Temporary users to restrict db access of query?

Question

I am new to database managment, and I am wondering if it is a good idea to create temporary users to restrict access to only a single table.

Like having an user named _logs can only (read?) and insert to the logs table.

I am unescaping the values and I am using environments vars, but I think it would be more secure, but is it possible and a good practise?

I am using Node.JS and Postgres if it matters.

Answer 1

It's very unlikely that you could restrict the access to a single table in a real application, so you would have to specify all the required tables and maintain that list.
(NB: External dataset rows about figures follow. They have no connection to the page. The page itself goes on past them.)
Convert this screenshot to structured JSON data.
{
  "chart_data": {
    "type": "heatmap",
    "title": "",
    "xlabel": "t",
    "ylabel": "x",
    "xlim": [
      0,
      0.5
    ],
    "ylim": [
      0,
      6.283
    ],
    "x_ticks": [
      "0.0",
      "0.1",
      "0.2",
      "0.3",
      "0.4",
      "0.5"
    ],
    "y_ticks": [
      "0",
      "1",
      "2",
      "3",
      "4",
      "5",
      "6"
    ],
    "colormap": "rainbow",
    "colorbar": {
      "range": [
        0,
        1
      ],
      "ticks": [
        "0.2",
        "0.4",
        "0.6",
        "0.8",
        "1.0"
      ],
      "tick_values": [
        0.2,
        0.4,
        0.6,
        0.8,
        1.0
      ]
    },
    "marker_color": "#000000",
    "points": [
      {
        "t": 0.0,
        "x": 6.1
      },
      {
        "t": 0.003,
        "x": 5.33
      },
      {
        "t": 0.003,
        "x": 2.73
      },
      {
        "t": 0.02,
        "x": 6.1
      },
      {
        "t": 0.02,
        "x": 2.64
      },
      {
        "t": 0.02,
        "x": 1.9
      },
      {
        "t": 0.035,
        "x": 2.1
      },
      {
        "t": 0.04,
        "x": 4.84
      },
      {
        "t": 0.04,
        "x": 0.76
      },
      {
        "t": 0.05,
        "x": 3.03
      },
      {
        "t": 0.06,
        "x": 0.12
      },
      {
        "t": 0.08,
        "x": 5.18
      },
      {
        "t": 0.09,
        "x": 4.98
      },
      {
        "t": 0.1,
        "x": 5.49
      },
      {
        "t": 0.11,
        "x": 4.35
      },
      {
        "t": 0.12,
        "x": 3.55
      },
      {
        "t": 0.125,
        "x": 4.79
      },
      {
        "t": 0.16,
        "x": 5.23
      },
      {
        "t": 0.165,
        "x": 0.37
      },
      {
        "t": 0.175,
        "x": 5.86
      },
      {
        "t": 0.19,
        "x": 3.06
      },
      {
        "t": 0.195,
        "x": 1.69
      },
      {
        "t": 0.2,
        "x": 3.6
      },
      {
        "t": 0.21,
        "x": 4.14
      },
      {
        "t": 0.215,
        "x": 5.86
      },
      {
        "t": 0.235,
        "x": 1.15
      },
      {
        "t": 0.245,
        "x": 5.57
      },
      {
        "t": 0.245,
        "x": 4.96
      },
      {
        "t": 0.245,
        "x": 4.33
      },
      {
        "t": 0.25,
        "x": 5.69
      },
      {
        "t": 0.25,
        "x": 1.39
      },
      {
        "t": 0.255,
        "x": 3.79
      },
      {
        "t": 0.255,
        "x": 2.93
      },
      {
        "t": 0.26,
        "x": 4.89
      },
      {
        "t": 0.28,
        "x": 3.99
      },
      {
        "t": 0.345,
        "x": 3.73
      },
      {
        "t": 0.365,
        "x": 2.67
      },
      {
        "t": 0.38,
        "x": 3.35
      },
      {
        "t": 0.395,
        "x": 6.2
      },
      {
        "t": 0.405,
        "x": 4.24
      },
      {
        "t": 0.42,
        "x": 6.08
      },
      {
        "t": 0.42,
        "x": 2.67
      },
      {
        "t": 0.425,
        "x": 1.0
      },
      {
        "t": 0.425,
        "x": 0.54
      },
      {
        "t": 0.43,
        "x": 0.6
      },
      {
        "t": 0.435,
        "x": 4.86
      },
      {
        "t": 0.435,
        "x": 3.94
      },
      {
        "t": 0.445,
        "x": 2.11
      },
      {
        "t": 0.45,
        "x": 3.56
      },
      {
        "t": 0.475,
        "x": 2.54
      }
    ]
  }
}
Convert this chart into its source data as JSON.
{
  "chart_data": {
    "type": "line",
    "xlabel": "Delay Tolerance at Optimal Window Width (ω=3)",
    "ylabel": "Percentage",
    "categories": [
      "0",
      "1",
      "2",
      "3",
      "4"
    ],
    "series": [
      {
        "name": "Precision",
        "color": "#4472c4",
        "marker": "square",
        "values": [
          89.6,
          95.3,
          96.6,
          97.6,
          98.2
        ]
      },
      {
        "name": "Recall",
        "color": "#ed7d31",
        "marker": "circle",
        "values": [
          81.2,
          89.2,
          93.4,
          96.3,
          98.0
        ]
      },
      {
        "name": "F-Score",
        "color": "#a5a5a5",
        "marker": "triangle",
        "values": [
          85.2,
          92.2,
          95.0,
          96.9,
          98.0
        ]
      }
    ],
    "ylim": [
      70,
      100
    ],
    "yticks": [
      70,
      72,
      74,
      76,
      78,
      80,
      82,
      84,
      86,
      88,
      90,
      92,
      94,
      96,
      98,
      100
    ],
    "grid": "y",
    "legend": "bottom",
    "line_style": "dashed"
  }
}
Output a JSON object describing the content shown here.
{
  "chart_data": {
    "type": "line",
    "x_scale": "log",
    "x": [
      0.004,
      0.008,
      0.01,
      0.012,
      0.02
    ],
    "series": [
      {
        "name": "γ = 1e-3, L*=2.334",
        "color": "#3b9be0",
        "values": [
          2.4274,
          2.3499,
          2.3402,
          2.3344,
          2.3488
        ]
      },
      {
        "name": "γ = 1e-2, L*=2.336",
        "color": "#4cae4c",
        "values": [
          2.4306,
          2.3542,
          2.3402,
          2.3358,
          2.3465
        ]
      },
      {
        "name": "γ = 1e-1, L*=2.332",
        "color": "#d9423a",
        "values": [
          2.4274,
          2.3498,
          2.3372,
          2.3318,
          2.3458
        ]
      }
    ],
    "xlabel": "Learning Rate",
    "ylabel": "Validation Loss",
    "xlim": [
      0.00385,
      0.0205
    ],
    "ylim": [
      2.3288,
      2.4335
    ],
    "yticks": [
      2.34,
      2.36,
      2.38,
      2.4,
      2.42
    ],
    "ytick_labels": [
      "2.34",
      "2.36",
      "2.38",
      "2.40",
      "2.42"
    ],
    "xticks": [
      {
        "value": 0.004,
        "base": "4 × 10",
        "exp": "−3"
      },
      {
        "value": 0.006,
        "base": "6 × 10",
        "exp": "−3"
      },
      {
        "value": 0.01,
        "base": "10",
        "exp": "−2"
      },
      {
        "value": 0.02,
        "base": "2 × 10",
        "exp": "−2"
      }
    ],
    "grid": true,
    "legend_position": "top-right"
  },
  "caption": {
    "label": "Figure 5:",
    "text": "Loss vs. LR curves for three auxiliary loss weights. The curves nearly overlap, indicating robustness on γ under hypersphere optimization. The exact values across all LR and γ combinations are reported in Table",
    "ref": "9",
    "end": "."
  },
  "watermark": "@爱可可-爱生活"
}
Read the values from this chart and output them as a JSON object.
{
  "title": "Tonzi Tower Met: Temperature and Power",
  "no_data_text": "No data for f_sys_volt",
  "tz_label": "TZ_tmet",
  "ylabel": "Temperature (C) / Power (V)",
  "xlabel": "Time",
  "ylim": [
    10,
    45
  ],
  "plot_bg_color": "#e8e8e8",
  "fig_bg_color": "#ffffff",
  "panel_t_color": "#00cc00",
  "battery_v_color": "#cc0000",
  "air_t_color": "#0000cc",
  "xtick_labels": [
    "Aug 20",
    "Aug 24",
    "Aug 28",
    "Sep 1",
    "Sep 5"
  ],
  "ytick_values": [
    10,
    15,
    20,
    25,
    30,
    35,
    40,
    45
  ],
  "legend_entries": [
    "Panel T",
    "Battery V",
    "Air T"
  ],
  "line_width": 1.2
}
It's a somewhat normal approach to limit things to the database user on the larger scale, such as using different roles for reporting, normal users, admins etc. depending on which layers you're handling authorization and usually when you have multiple systems sharing the database (normal / reporting is a common use case). In many cases the actual database user is always the same, and the application will then (try to) make sure that no-one is doing anything they're not supposed to.

The architecture and security requirements determine where and how you should manage authorization. For example handling government data would mean you have multiple layers of authorization to prevent any intentional or accidental data access where not allowed.

Creating a temporary user would be complex, and it would give very little compared to creating well thought permanent user roles. Not to mention that to create temporary users you would need to have access to an admin role that can create users. It could be a potential security problem, since often applications don't require a superuser role for normal functionality.